Was Sie schon immer über die Künstlersozialabgabe wissen wollten

PRG Newsblog - Was Sie schon immer über die Künstlersozialabgabe wissen wollten?
14.06.2014 Know-how
Übersicht

Wer zahlt die Künstlersozialabgabe für wen und wer profitiert davon?

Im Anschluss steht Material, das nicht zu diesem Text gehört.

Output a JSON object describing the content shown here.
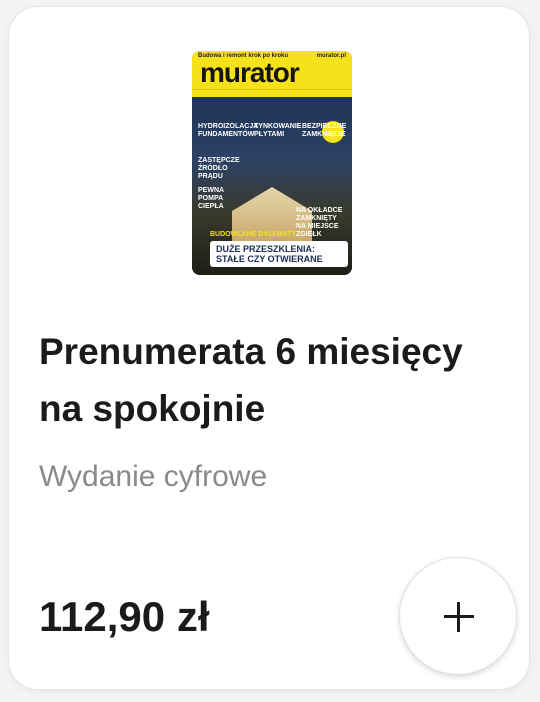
{
  "product": {
    "cover": {
      "tagline": "Budowa i remont krok po kroku",
      "site": "murator.pl",
      "logo": "murator",
      "headlines": [
        "Hydroizolacja fundamentów",
        "Tynkowanie płytami",
        "Bezpieczne zamknięcie",
        "Zastępcze źródło prądu",
        "Pewna pompa ciepła",
        "Na okładce zamknięty na miejsce zgiełk"
      ],
      "banner_kicker": "Budowlane dylematy",
      "banner_line1": "Duże przeszklenia:",
      "banner_line2": "stałe czy otwierane"
    },
    "title": "Prenumerata 6 miesięcy na spokojnie",
    "subtitle": "Wydanie cyfrowe",
    "price": "112,90 zł",
    "add_icon": "plus-icon"
  }
}
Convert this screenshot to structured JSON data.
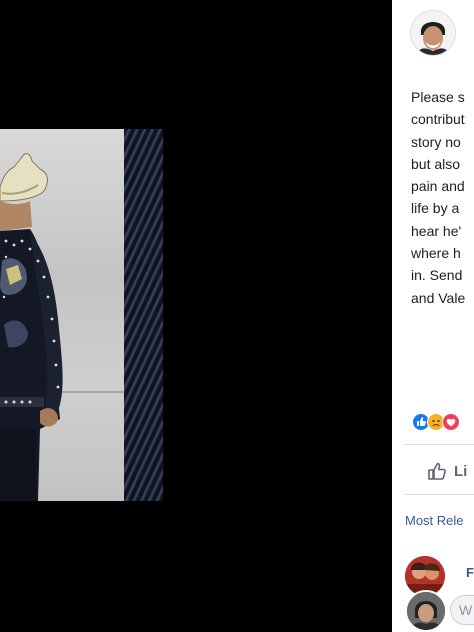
{
  "post": {
    "text_lines": [
      "Please s",
      "contribut",
      "story no",
      "but also",
      "pain and",
      "life by a",
      "hear he'",
      "where h",
      "in. Send",
      "and Vale"
    ]
  },
  "reactions": {
    "icons": [
      "like-icon",
      "sad-icon",
      "love-icon"
    ]
  },
  "actions": {
    "like_label": "Li"
  },
  "comments": {
    "sort_label": "Most Rele",
    "first_commenter": "F",
    "composer_placeholder": "W"
  },
  "colors": {
    "viewer_background": "#000000",
    "link": "#385898",
    "like_blue": "#1877f2",
    "love_red": "#f33e58",
    "sad_yellow": "#f7b125"
  }
}
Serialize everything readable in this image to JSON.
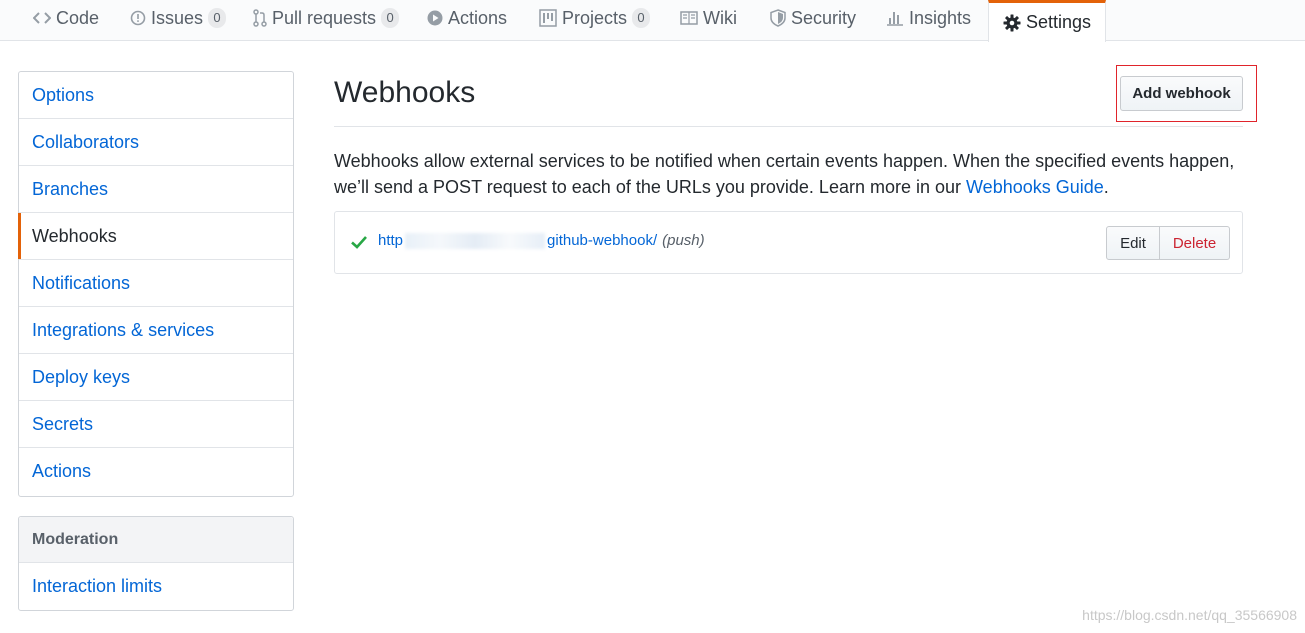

Generell gilt in Deutschland folgendes Prinzip:

WER IST VERSICHERT UND WER MUSS ZAHLEN?

Freiberufliche tätige Künstler und Publizisten (das sind zum Beispiel Journalisten, Grafikdesigner, Autoren), die mit ihrer künstlerischen oder publizistischen Tätigkeit maßgeblich ihren Lebensunterhalt verdienen, müssen gemäß Künstlersozialversicherungsgesetz der gesetzlichen Sozialversicherung beitreten. Die Beiträge zur Renten-, Kranken- und Pflegeversicherung fließen an die Künstlersozialkasse (KSK) und von dort aus an die Träger der gesetzlichen Sozialversicherung (Renten-, Kranken- und Pflegeversicherung). Die KSK bringt dabei ca. die Hälfte der Beiträge auf, indem sie die Verwerter der Leistungen der Künstler mit einer speziellen Abgabe belastet, der Künstlersozialabgabe (KSA). Den Betrag, der über diesen Weg nicht zusammenkommt, trägt der Bund. Die andere Hälfte tragen die Künstler selbst bei. Dieses Verfahren ähnelt der Lastenteilung, wie sie zwischen Arbeitgebern und Arbeitnehmern im Rahmen der allgemeinen gesetzlichen Sozialversicherung gilt. Allerdings tritt die KSK nur als Mittlerin zwischen die Beteiligten. Der Vorteil für die versicherten Künstler und Publizisten ist, dass sie nur ca. 50 % der Sozialversicherungsbeiträge selbst aufbringen müssen, ähnlich wie fest angestellte Arbeitnehmer. Der Nachteil für die Verwerter als Auftraggeber der Künstler ist, dass sie eine Künstlersozialabgabe, das heißt eine Art indirekten „Arbeitgeberanteils“, zahlen müssen. Unternehmen, die Werke und Leistungen von Künstlern und Publizisten gegen Entgelt verwerten, das heißt Dritten zugänglich machen, zahlen eine (sich jährlich verändernde) Künstlersozialabgabe in Höhe von 5,2 % (Stand 2014). Dieser Satz ist auf die Netto-Honorare aufzuschlagen, die in einem Jahr an freiberufliche Künstler und Publizisten gegen Rechnung gezahlt wurden, und unaufgefordert an die Künstlersozialkasse zu überweisen.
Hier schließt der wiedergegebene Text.